Le candidat de la Chine

« Le potentiel de la Chine dans ce domaine est immense. Si l’e-RMB (paiement électronique) est largement adopté comme système de rationalisation du commerce et de réduction des risques, la Chine pourrait devenir le banquier du commerce mondial, ainsi que son usine. Mais l’objectif le plus important pour la Chine est en fait plus local et concerne l’inclusion financière. La numérisation du RMB permettra à des centaines de millions de citoyens, dont certains des plus défavorisés, d’accéder aux services financiers. Cet avantage peut être appliqué à n’importe quel pays du monde », poursuit l’article, qui révèle également qu’Infosys contribue aux efforts de numérisation.

Un autre article d’opinion de M. Joshi – « L’identité numérique peut aider à faire progresser les services financiers inclusifs » – préconise d’accorder à chaque personne une « identité numérique unique » pour effectuer des transactions financières. Il cite le Parti communiste chinois comme exemple de réussite de cette politique :

« Le gouvernement chinois de la province du Zhejiang a mis au point un ‘code numérique d’entreprise’ dans ce but précis, répondant aux petites et moyennes banques (PME) par des ressources financières faciles d’accès. MYBank, une filiale de Ant Financial, la société chinoise de Big Tech, collabore avec le gouvernement chinois par le biais de ce dispositif pour fournir des prêts bon marché et d’autres produits financiers aux PME. »

Il appelle également à la création d’un « conseil de stabilité numérique » pour réguler tous les paiements.

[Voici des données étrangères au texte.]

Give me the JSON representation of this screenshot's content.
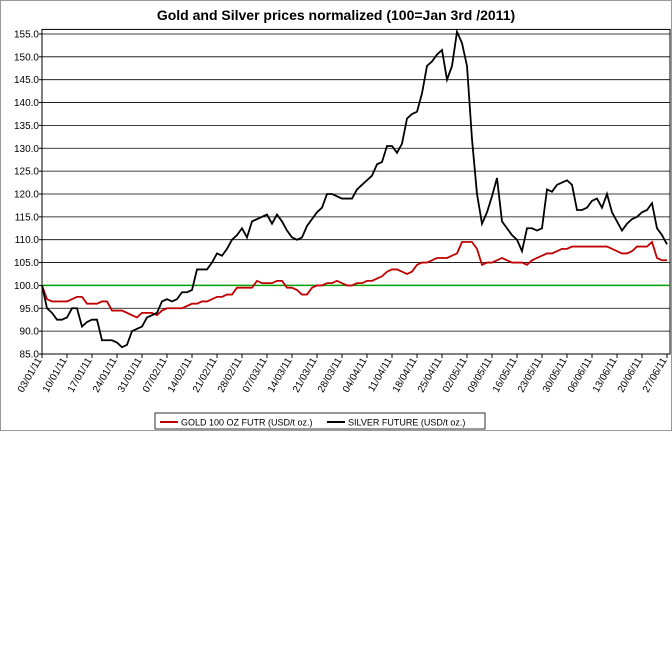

« Ce ‘conseil de stabilité numérique’ donnerait aux membres la plateforme pour partager les meilleures pratiques et surveiller les risques dans le commerce numérique et les soins de santé, par exemple. Avec ce conseil en place, des trusts de données pourraient être créés pour gérer les données des particuliers et des PME », explique-t-il.

Infosys est également membre de l’initiative « Partnering Against Corruption » (PACI) du FEM, qui comprend des représentants intersectoriels des plus grandes entreprises du monde. Le National Pulse a récemment révélé comment cette initiative, qui prétend lutter pour la transparence dans les pratiques commerciales, est dirigée par l’ancien PDG de Reuters, qui siège désormais au conseil d’administration du fabricant de vaccins COVID-19, Pfizer.

Ses dirigeants sont également impliqués dans différents sous-groupes du FEM, comme le responsable mondial des services de conseil en matière de durabilité et de conception, Corey Glickman, qui est membre du groupe de travail du FEM sur les villes pionnières.

Le National Pulse a également noté que la Chine favorise Sunak comme premier ministre du Royaume-Uni. M. Sunak lui-même a l’habitude d’être indulgent envers la Chine. Il a déclaré au Telegraph qu’il souhaitait un « changement radical » dans les relations avec le Parti communiste chinois en faveur d’un renforcement des liens commerciaux et de la collaboration économique. La Chine, quant à elle, a soutenu la candidature de M. Sunak.